Potential points of failure

Transaction processing is, of course, a key part of the logistics business. Despite there being some very big companies in the business, there are very few that own all the component parts that go towards a product travelling from its point of manufacture to its point of use with a customer. Many different specialist operators, from specific packaging providers through to shipping owners, all play a part. And each necessitates a separate transaction in the process. For the end-to-end management of the business process, each of those transactions is a potential point of failure.

It is also true that the reality of `end-to-end’ management stretches farther than just the transportation and delivery of the ordered goods. The whole transaction train starts before the process of transportation is ever considered, with a customer interacting with a vendor to identify and then order one or more products. It may not appear to be part of the logistic process per se, but it is certainly a part of the end-to-end business process.

Protecting reputation by end-to-end monitoring

These days, many of these individual process steps are undertaken by Application Programming Interfaces (APIs). These ensure that the transaction information from one process is quickly and effectively translated and transferred to the next process in the chain. This approach also provides the point where the progress of business processes can be monitored, and therefore managed. And it is at these same points that nJAMS works its magic, monitoring not just on the APIs between processes, but also on the many sensors that provide vital information regarding the actual transport processes.

Monitoring also means that a primary logistics business can help a business partner or service provider identify its own transaction problems by highlighting when a process failure occurs, even if the details are not immediately clear to that third party. A tool like nJAMS has the capability to infer probable areas of failure.
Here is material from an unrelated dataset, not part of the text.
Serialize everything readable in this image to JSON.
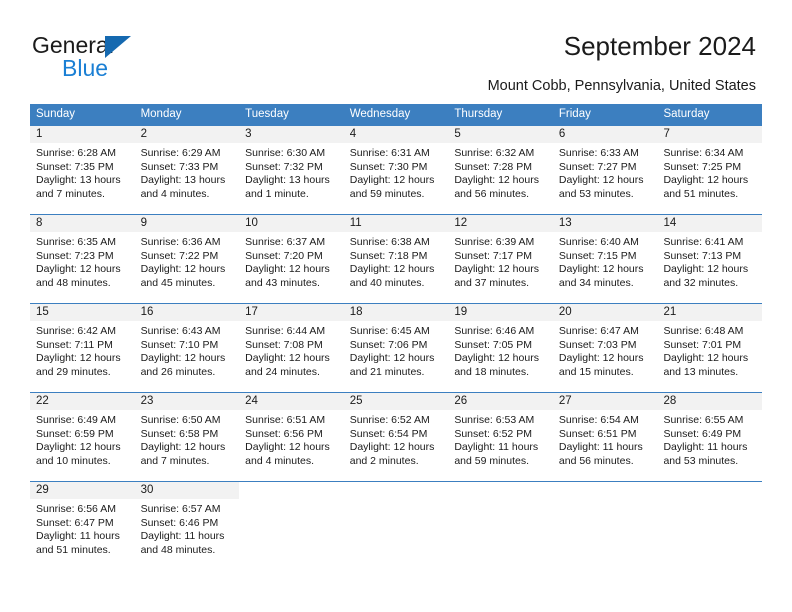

Another by-product of end-to-end monitoring in the logistics business is that it helps create a market ripe for exploiting big data analytics. nJAMS can ensure that a wealth of data is available, not just on the current outcomes of the process steps, but also on the flow of individual processes. This allows businesses to analyse and predict important factors such as delivery information – and more importantly immediately advise customers of any changes to such information in advance.

Monitoring also helps them predict failure modes in the whole logistics process before they actually occur – in both pure business terms and in reality out on the roads and high seas. That allows remedial action to be set in motion before the failure occurs and reputations are damaged.